Nacionalizações na Bolívia: entre preocupação e otimismo
2 de maio de 2006A especialista em Energia do Instituto Alemão de Pesquisa Econômica (DIW), Claudia Kemfert, classificou como "preocupante" o início da estatização do setor energético da Bolívia pelo presidente Evo Morales.
Em entrevista à DW-TV, Kemfert declarou: "Nações africanas, como a Nigéria, também têm grande interesse em transformar em lucros estatais esses altos preços do petróleo".
Segundo decreto de Morales, as multinacionais terão um prazo de seis meses para entregar às estatais toda a cadeia de produção de petróleo e gás natural.
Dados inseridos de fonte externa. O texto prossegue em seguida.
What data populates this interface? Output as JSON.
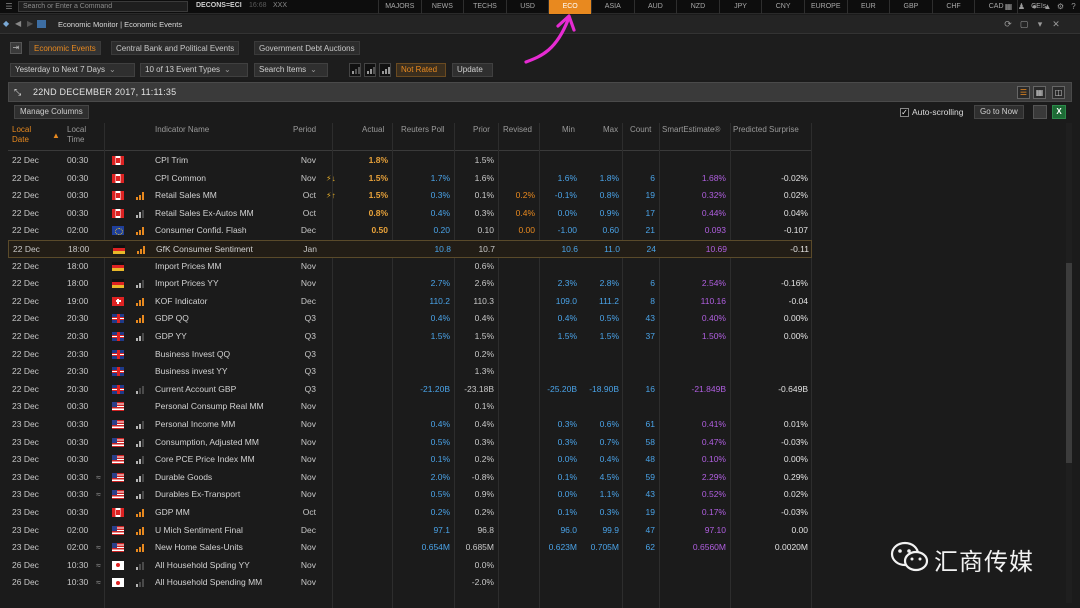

Além disso, será cancelada a privatização do setor, realizada na década de 1990, e o Estado assumirá as ações em poder das firmas estrangeiras.
O governo espanhol expressou "profunda preocupação" pela atitude de Morales. O Ministério do Exterior de Madri disse esperar que, durante o prazo de seis meses, haja espaço para verdadeiras negociações e diálogo, considerando-se os interesses de ambos os lados.
Apoio da Venezuela
Caso outros países sigam o exemplo da Bolívia, as razões para preocupação são ainda maiores, comenta o DIW. O instituto, porém, não acredita que os bolivianos venham a suspender a produção de petróleo e gás, devido à falta de força econômica.
Segundo Bert Hoffmann, do Instituto Ibero-americano de Hamburgo: "Em princípio, esse passo da Bolívia mostra que outros países também poderão optar pelo mesmo caminho". Embora os sinais preocupem, cabe no momento "aguardar os efeitos colaterais políticos dessa redistribuição".
Ele lembra que as expectativas da população boliviana diante do novo governo são "altíssimas". Como quinto produtor mundial de petróleo, a Venezuela poderá querer apoiar o país vizinho em sua política energética, calcula Hoffmann.
"A Venezuela nada em dinheiro, o preço do petróleo é mais elevado do que nunca. A aliança politicamente motivada dos dois vizinhos contribui para dar à Bolívia a necessária ajuda financeira, possibilitando a exploração pelo Estado", comentou o especialista em temas latino-americanos.
Presidente cumpre promessa eleitoral
Com 48,7 bilhões de pés cúbicos, a Bolívia é também o segundo maior produtor de gás do continente, após a Venezuela. Há anos, a disputa em torno dos recursos do subsolo é um foco da política boliviana. Prometendo estatizá-los e partilhar os lucros com os pobres do país, Evo Morales venceu as eleições de 18 de dezembro de 2005, com 54,2% dos votos.
Ao enviar, nesta segunda-feira (1º/05) soldados armados a 56 campos petrolíferos explorados por empresas internacionais, ele comentara: "Terminou o saque pelas multinacionais".
O presidente boliviano anunciou que, após a nacionalização do petróleo e do gás natural, "se necessário, à força", "em breve será a vez das companhias mineiras, da silvicultura e de todas as demais riquezas nacionais, pelas quais nossos ancestrais lutaram". Morales é o primeiro índio na presidência de um país sul-americano.
Ministra alemã simpatiza com governo Morales
No tocante às relações com a Alemanha, o professor Manfred Nitsch, da Universidade Livre de Berlim, lembra que a ministra da Cooperação Econômica, Heidemarie Wieczorek-Zeul, se manifestara muito positivamente sobre o governo de Evo Morales, quando de sua recente visita à Bolívia.
A tendência deverá ser, portanto, a continuação da cooperação entre os dois países. Nitsch tampouco acredita que se registrem grandes problemas políticos entre Morales e os governos do Chile, Argentina, Peru, Venezuela ou mesmo com o Brasil de Lula.
Equiparando preços à realidade ecológica
Baseado nas próprias declarações de Morales, o economista tranqüiliza os que temem ser este um primeiro passo em sentido ao socialismo. Ele lembra que "afinal de contas, as riquezas do subsolo são estatais em todo o mundo".
"Também o abastecimento de água, que se quer renacionalizar na Bolívia, existe em várias formas no mundo. As privatizações que se tem feito nem sempre foram felizes", ressalta Nitsch.
Por outro lado, no que concerne à política energética, "quanto mais caros o petróleo e o gás, mais se aproximam os preços da realidade da escassez no mundo". "Se os preços sobem por intervenção estatal da Bolívia, trata-se – do ponto de vista ecológico e econômico – de um sinal correto."
Tendo em conta a problemática do clima mundial, os preços altos são adequados. "Em todo caso, é melhor do que uma eventual política da Venezuela de inundar os mercados latino-americanos com petróleo barato, por razões políticas." O caminho é distanciar-se da dependência do petróleo, conclui o economista.